Zelda Sayre, Writer
December 27, 2013 § Leave a comment
Cornelia gazed out of the window and sighed, not because she was particularly unhappy, but because she had mortified her parents and disappointed her friends. Her two sisters, younger than she, were married and established for life long ago; yet here she remained at thirty years of age, like a belated apple or a faded bachelor’s button, either forgotten or not deemed worth the picking. Her father did not scold. He kindly suggested that perhaps Neilie would do more for herself if the rest of the family would leave her alone. Her brother said, “Cornie’s a fine girl and good looking enough, but she’s got no magnetism. A fellow might as well try to tackle an iceberg.”
The New Yorker turns up a story written by Zelda Sayre—then a Montgomery, Alabama teenager, and soon to become wife to F. Scott Fitzgerald—for her high school literary journal. “The Iceberg” was written circa 1917 and concerns an unmarried Southern woman who, without her family’s knowledge, goes to business school and secures a job taking dictation for a multimillionaire, whom she later marries.

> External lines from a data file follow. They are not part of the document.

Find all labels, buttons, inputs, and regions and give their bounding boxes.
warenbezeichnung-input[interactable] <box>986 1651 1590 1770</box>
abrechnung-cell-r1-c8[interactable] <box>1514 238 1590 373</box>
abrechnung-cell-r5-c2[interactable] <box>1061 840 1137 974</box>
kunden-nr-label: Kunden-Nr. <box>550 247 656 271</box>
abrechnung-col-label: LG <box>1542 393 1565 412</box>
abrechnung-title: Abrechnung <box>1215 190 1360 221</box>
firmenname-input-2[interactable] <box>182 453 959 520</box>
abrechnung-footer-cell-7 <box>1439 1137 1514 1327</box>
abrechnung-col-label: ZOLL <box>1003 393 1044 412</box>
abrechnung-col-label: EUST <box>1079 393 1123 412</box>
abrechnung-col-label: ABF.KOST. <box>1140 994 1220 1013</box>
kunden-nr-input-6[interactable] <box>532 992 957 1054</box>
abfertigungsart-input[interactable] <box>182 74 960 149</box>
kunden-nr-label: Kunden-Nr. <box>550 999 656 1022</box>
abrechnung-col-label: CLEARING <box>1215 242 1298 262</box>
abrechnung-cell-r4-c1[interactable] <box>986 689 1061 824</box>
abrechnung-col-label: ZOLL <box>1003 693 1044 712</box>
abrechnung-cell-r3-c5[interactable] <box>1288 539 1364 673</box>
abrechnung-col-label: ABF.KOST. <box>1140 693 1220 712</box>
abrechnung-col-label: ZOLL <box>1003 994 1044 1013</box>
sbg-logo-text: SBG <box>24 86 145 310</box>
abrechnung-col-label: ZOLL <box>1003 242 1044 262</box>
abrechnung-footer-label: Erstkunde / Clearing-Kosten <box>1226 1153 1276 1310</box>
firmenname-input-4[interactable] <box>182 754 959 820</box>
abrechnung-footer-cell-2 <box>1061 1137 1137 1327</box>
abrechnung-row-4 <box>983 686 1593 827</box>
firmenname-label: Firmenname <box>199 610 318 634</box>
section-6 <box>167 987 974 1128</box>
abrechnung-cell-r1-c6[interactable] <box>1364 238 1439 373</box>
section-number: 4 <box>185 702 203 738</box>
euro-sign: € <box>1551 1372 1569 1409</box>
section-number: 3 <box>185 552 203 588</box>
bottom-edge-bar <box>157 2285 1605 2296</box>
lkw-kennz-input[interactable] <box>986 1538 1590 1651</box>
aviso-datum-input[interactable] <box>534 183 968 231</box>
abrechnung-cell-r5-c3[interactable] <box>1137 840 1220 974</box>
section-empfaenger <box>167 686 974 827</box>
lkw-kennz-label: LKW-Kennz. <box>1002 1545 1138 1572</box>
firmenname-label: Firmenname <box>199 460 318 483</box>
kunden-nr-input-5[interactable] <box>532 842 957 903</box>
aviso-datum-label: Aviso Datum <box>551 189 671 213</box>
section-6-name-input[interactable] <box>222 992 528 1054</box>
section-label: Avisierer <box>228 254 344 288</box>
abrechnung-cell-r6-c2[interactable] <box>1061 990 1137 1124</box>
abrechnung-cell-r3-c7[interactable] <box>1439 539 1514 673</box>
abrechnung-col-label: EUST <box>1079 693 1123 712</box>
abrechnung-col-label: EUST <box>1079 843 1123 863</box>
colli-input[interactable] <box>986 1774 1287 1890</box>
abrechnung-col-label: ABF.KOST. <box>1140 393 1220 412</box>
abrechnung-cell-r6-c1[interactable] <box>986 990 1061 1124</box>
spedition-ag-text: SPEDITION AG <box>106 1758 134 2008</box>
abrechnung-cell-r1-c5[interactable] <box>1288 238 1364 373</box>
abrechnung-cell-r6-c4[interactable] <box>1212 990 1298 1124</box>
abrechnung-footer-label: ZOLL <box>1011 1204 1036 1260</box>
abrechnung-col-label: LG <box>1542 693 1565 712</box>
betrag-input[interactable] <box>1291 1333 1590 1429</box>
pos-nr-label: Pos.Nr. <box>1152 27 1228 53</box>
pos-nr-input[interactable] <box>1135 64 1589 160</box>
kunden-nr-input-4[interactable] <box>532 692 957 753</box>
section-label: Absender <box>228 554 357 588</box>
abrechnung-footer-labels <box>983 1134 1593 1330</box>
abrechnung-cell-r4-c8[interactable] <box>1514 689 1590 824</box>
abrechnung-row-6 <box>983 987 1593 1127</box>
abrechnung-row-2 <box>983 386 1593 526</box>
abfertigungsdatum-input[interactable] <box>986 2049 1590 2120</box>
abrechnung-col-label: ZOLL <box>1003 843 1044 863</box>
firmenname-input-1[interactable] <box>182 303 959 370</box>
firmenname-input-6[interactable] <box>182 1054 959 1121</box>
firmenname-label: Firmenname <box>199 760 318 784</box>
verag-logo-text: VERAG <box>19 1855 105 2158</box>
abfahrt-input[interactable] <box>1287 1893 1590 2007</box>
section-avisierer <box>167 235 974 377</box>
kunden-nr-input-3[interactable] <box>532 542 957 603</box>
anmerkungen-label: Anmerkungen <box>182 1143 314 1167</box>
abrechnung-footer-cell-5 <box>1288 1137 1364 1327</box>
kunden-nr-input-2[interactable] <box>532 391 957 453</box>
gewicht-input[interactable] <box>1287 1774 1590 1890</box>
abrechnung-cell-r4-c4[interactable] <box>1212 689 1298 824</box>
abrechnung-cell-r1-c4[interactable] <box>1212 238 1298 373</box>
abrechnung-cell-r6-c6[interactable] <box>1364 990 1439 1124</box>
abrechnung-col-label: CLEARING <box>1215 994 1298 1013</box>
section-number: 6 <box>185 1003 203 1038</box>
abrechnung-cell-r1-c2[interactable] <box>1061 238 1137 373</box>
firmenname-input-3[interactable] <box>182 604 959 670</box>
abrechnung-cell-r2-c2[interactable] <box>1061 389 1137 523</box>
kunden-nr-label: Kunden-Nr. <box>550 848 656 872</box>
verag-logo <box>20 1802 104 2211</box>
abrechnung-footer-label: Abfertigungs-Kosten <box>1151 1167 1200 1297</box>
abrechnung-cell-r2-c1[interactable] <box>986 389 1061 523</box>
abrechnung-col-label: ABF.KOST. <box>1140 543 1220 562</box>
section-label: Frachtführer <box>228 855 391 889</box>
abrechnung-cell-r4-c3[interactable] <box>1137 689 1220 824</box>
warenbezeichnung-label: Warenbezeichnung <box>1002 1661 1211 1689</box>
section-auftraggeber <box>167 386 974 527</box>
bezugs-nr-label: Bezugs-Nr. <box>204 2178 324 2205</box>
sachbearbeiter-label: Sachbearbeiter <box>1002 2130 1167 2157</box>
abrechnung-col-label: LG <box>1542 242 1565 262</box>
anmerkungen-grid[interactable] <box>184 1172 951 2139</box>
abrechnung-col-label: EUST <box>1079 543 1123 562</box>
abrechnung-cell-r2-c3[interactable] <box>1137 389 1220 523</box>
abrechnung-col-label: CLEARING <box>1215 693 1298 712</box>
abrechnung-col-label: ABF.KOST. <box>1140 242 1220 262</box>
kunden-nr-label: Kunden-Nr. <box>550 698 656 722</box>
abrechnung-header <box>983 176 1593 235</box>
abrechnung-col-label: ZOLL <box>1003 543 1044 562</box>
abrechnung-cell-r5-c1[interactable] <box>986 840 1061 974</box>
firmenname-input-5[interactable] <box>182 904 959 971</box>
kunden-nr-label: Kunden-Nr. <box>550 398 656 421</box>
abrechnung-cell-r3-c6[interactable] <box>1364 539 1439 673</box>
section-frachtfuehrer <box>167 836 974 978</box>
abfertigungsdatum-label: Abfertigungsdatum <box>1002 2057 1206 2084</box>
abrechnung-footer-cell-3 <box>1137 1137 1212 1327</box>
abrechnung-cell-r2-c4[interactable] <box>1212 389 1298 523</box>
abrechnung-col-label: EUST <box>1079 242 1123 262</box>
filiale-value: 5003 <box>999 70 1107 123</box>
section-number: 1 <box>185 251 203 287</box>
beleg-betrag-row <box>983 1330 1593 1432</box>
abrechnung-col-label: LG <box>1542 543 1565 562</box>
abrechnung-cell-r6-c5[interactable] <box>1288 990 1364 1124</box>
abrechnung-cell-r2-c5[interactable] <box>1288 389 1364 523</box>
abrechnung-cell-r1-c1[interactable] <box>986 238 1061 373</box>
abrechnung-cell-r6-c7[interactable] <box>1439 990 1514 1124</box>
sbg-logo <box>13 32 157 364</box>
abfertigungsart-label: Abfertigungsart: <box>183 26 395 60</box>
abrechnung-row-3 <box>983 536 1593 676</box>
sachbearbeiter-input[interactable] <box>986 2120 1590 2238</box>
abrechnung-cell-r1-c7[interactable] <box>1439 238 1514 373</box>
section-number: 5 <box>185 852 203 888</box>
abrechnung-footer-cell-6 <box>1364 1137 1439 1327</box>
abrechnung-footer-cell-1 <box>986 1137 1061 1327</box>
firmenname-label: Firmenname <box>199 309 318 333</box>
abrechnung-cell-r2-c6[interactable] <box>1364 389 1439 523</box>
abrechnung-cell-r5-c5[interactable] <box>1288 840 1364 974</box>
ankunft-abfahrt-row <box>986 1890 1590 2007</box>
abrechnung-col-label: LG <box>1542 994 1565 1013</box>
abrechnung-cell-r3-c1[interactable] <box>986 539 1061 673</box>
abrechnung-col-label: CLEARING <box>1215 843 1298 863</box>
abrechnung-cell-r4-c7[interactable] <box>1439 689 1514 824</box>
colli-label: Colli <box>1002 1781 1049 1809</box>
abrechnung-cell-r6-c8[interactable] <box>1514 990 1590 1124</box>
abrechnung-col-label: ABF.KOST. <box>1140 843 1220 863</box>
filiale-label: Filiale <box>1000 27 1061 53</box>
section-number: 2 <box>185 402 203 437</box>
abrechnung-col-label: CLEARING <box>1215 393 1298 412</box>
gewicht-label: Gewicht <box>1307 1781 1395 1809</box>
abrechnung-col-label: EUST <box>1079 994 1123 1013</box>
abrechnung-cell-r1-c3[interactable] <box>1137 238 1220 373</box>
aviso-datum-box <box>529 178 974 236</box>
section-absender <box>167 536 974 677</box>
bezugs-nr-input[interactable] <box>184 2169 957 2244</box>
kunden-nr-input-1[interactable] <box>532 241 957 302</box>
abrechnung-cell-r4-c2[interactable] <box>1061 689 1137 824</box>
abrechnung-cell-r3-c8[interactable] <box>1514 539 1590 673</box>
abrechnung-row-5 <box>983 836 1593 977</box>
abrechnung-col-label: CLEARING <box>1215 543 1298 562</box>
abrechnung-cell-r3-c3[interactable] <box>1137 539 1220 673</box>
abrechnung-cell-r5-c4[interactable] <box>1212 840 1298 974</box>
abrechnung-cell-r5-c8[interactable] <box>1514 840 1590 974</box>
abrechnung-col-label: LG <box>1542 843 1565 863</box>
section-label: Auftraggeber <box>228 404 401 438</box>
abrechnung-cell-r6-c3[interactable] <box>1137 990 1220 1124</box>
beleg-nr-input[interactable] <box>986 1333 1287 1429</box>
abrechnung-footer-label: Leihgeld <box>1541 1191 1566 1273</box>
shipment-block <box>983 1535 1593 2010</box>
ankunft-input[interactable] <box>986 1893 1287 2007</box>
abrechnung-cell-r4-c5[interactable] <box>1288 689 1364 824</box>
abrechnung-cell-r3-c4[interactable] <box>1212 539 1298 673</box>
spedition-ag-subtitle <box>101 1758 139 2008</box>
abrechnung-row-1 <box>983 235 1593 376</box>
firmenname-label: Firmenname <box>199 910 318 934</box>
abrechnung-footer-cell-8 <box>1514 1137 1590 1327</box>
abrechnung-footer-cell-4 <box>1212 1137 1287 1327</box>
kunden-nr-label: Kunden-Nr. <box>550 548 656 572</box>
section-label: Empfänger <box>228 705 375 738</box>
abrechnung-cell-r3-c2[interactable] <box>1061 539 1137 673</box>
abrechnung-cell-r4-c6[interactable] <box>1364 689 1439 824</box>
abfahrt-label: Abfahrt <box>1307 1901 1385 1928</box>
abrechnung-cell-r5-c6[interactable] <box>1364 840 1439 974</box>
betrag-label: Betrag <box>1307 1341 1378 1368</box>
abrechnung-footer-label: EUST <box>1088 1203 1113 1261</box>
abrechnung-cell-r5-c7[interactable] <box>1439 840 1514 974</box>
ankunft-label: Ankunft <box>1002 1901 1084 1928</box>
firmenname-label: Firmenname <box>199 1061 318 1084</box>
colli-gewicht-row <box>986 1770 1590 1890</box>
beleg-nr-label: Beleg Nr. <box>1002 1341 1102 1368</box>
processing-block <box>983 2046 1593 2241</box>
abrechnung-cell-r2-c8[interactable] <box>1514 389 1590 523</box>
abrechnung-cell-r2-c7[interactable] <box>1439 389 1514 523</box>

For a slight story (just under 1,100 words) by a writer yet to reach adulthood, it is pointed in its messages about wealth, ambition, and status, and its themes, appropriately, speak of a spirited young woman looking to free herself from the hot, mannered South.
Zelda did a good deal of her own writing during the early part of her marriage to Scott, before succumbing to breakdown (and the apparently stifling criticism, plagiarism, and likely envy on the part of her husband), and even published a novel, Save Me the Waltz, still in print as part of The Collected Writings of Zelda Fitzgerald. Marion Meade’s fascinating book, Bobbed Hair and Bathtub Gin: Writers Running Wild in the Twenties, gives Zelda a fair contextual evaluation alongside peers Edna Ferber, Dorothy Parker, and Edna St. Vincent Millay.